Des enjeux géostratégiques énormes, quatre mondes qui rivalisent et des Américains dominateurs

Si Moscou s'est rallié à la position de Bakou, c'est en échange d'une promesse d'Aliev de ne pas proposer de solution alternative à l'actuelle évacuation du pétrole Kazakh de Tenguiz (le plus riche gisement de la zone) par la Russie ; Moscou pourrait même arrêter de soutenir l'Arménie. Les Etats-Unis sont partisans de la voie turque, c'est-à-dire de la construction d'un oléoduc de plus de 2000 km entre Bakou et le port méditerranéen de Ceyhan. Le coût est élevé, environ 20 milliards de francs, soit quatre dollars de plus par baril. La Russie est opposée au projet, mais la Turquie envisage de la contrer en rendant plus difficile le passage des Dardannelles... La Géorgie et la Turquie ont déjà conclu un accord sur ce projet. On envisage aussi une canalisation reliant Novorossyik à Soupsa, ce qui pourrait calmer la tension entre la Russie et la Géorgie. L'Iran, qui possède un bon système de transport des hydrocarbures, propose un accès direct au Golfe arabo-persique. Une bonne solution qui se heurte au veto -pour l'instant- des Etats-Unis.
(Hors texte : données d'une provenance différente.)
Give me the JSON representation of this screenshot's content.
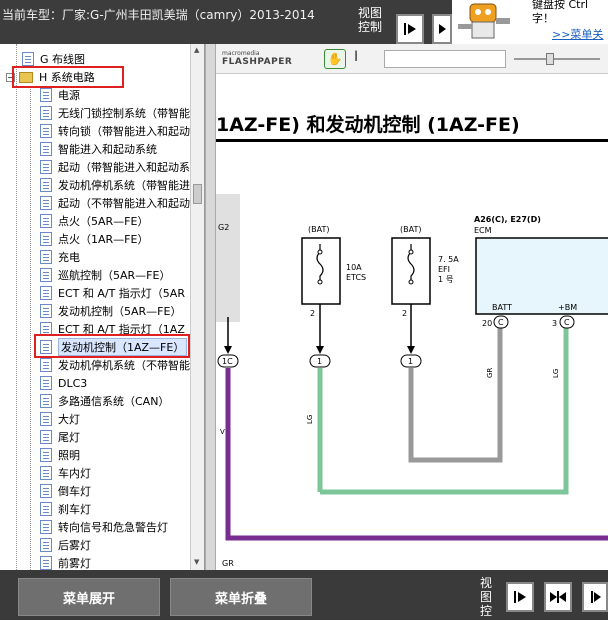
{
  "header": {
    "car_model": "当前车型：厂家:G-广州丰田凯美瑞（camry）2013-2014",
    "view_control_label": "视图控制"
  },
  "ad": {
    "line1": "键盘按  Ctrl",
    "line2": "字！",
    "link": ">>菜单关"
  },
  "tree": {
    "items": [
      {
        "label": "G 布线图",
        "type": "doc"
      },
      {
        "label": "H 系统电路",
        "type": "folder",
        "expander": "−"
      },
      {
        "label": "电源",
        "type": "doc"
      },
      {
        "label": "无线门锁控制系统（带智能",
        "type": "doc"
      },
      {
        "label": "转向锁（带智能进入和起动",
        "type": "doc"
      },
      {
        "label": "智能进入和起动系统",
        "type": "doc"
      },
      {
        "label": "起动（带智能进入和起动系",
        "type": "doc"
      },
      {
        "label": "发动机停机系统（带智能进",
        "type": "doc"
      },
      {
        "label": "起动（不带智能进入和起动",
        "type": "doc"
      },
      {
        "label": "点火（5AR—FE）",
        "type": "doc"
      },
      {
        "label": "点火（1AR—FE）",
        "type": "doc"
      },
      {
        "label": "充电",
        "type": "doc"
      },
      {
        "label": "巡航控制（5AR—FE）",
        "type": "doc"
      },
      {
        "label": "ECT 和 A/T 指示灯（5AR",
        "type": "doc"
      },
      {
        "label": "发动机控制（5AR—FE）",
        "type": "doc"
      },
      {
        "label": "ECT 和 A/T 指示灯（1AZ",
        "type": "doc"
      },
      {
        "label": "发动机控制（1AZ—FE）",
        "type": "doc",
        "selected": true
      },
      {
        "label": "发动机停机系统（不带智能",
        "type": "doc"
      },
      {
        "label": "DLC3",
        "type": "doc"
      },
      {
        "label": "多路通信系统（CAN）",
        "type": "doc"
      },
      {
        "label": "大灯",
        "type": "doc"
      },
      {
        "label": "尾灯",
        "type": "doc"
      },
      {
        "label": "照明",
        "type": "doc"
      },
      {
        "label": "车内灯",
        "type": "doc"
      },
      {
        "label": "倒车灯",
        "type": "doc"
      },
      {
        "label": "刹车灯",
        "type": "doc"
      },
      {
        "label": "转向信号和危急警告灯",
        "type": "doc"
      },
      {
        "label": "后雾灯",
        "type": "doc"
      },
      {
        "label": "前雾灯",
        "type": "doc"
      }
    ]
  },
  "viewer": {
    "logo_top": "macromedia",
    "logo_main": "FLASHPAPER",
    "search_value": "",
    "doc_title": "1AZ-FE) 和发动机控制 (1AZ-FE)",
    "diagram": {
      "g2": "G2",
      "conn_1c": "1C",
      "v_label": "V",
      "gr_bottom": "GR",
      "bat1": "(BAT)",
      "bat2": "(BAT)",
      "fuse1_line1": "10A",
      "fuse1_line2": "ETCS",
      "fuse2_line1": "7. 5A",
      "fuse2_line2": "EFI",
      "fuse2_line3": "1 号",
      "pin1": "2",
      "pin2": "2",
      "node1": "1",
      "node2": "1",
      "lg1": "LG",
      "ecm_code": "A26(C), E27(D)",
      "ecm_name": "ECM",
      "batt": "BATT",
      "bm": "+BM",
      "pin_20": "20",
      "pin_3": "3",
      "c1": "C",
      "c2": "C",
      "gr_wire": "GR",
      "lg_wire": "LG"
    }
  },
  "footer": {
    "expand_label": "菜单展开",
    "collapse_label": "菜单折叠",
    "view_control_label": "视图控"
  }
}
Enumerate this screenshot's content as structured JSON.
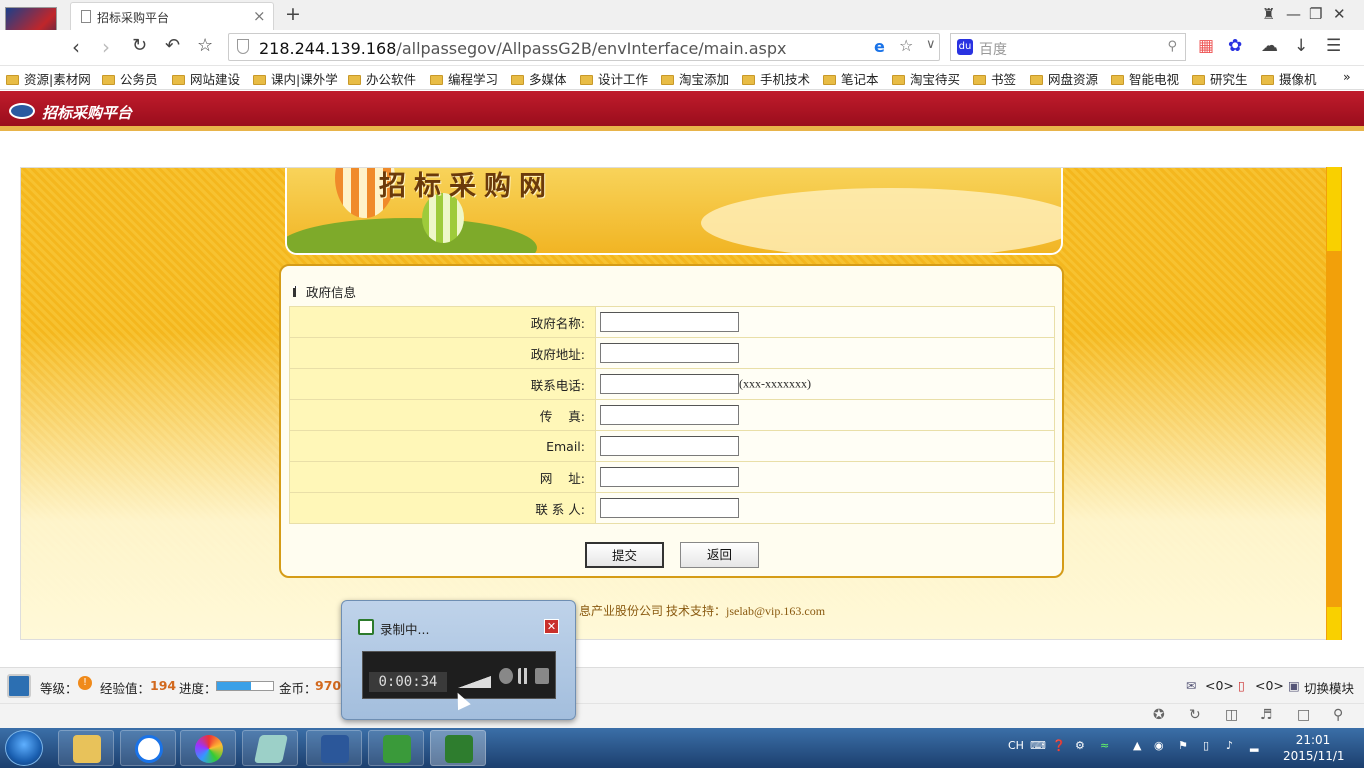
{
  "browser": {
    "tab_title": "招标采购平台",
    "tab_close": "×",
    "new_tab": "+",
    "url_host": "218.244.139.168",
    "url_path": "/allpassegov/AllpassG2B/envInterface/main.aspx",
    "search_placeholder": "百度",
    "bookmarks": [
      "资源|素材网",
      "公务员",
      "网站建设",
      "课内|课外学",
      "办公软件",
      "编程学习",
      "多媒体",
      "设计工作",
      "淘宝添加",
      "手机技术",
      "笔记本",
      "淘宝待买",
      "书签",
      "网盘资源",
      "智能电视",
      "研究生",
      "摄像机"
    ],
    "bookmarks_more": "»"
  },
  "site": {
    "header_name": "招标采购平台",
    "banner_title": "招标采购网",
    "panel_title": "政府信息",
    "form": [
      {
        "label": "政府名称:",
        "value": "",
        "hint": ""
      },
      {
        "label": "政府地址:",
        "value": "",
        "hint": ""
      },
      {
        "label": "联系电话:",
        "value": "",
        "hint": "(xxx-xxxxxxx)"
      },
      {
        "label": "传    真:",
        "value": "",
        "hint": ""
      },
      {
        "label": "Email:",
        "value": "",
        "hint": ""
      },
      {
        "label": "网    址:",
        "value": "",
        "hint": ""
      },
      {
        "label": "联 系 人:",
        "value": "",
        "hint": ""
      }
    ],
    "submit_label": "提交",
    "back_label": "返回",
    "footer_text": "息产业股份公司  技术支持：jselab@vip.163.com"
  },
  "status": {
    "level_label": "等级：",
    "exp_label": "经验值：",
    "exp_value": "194",
    "progress_label": "进度：",
    "progress_fraction": 0.6,
    "coins_label": "金币：",
    "coins_value": "970",
    "mail_count": "<0>",
    "msg_count": "<0>",
    "switch_label": "切换模块"
  },
  "recorder": {
    "title": "录制中...",
    "time": "0:00:34"
  },
  "taskbar": {
    "lang": "CH",
    "time": "21:01",
    "date": "2015/11/1"
  },
  "colors": {
    "header_red": "#b3192a",
    "panel_border": "#d59c17",
    "label_bg": "#fff7b8",
    "scrollbar": "#f2a00a"
  }
}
La Chine aimerait bien substituer à la route de la soie une route du pétrole et songe à un gigantesque oléoduc qui lui amènerait le pétrole du Kazakhstan sans passer par la Russie. Dernière solution envisagée, et qui avait la bénédiction américaine : la voie afghane sous la forme d'un oléoduc reliant le Turkménistan au Pakistan. Mais le projet mis au point par le pétrolier US Unocal est gelé par les événements afghans. On assiste donc autour de la mer Caspienne à une version moderne du « Grand Jeu » qui opposait l'empire russe et l'empire britannique pour le partage de l'empire ottoman, de l'empire perse et de l'Asie centrale. Certains stratèges estiment que la mer caspienne est un des grands enjeux de demain. Dans son livre « Le Grand Echiquier » (Bayard 1997), Zbigniew Brzezinski, ancien conseiller du président Carter, écrit que « les Etats-Unis garants de la stabilité internationale dans le Caucase » doivent mettre au point une « géopolitique pour l'Eurasie » propre à maintenir leur influence dans cette région qui sera « l'axe du monde » au siècle prochain grâce à ses richesses et à sa population.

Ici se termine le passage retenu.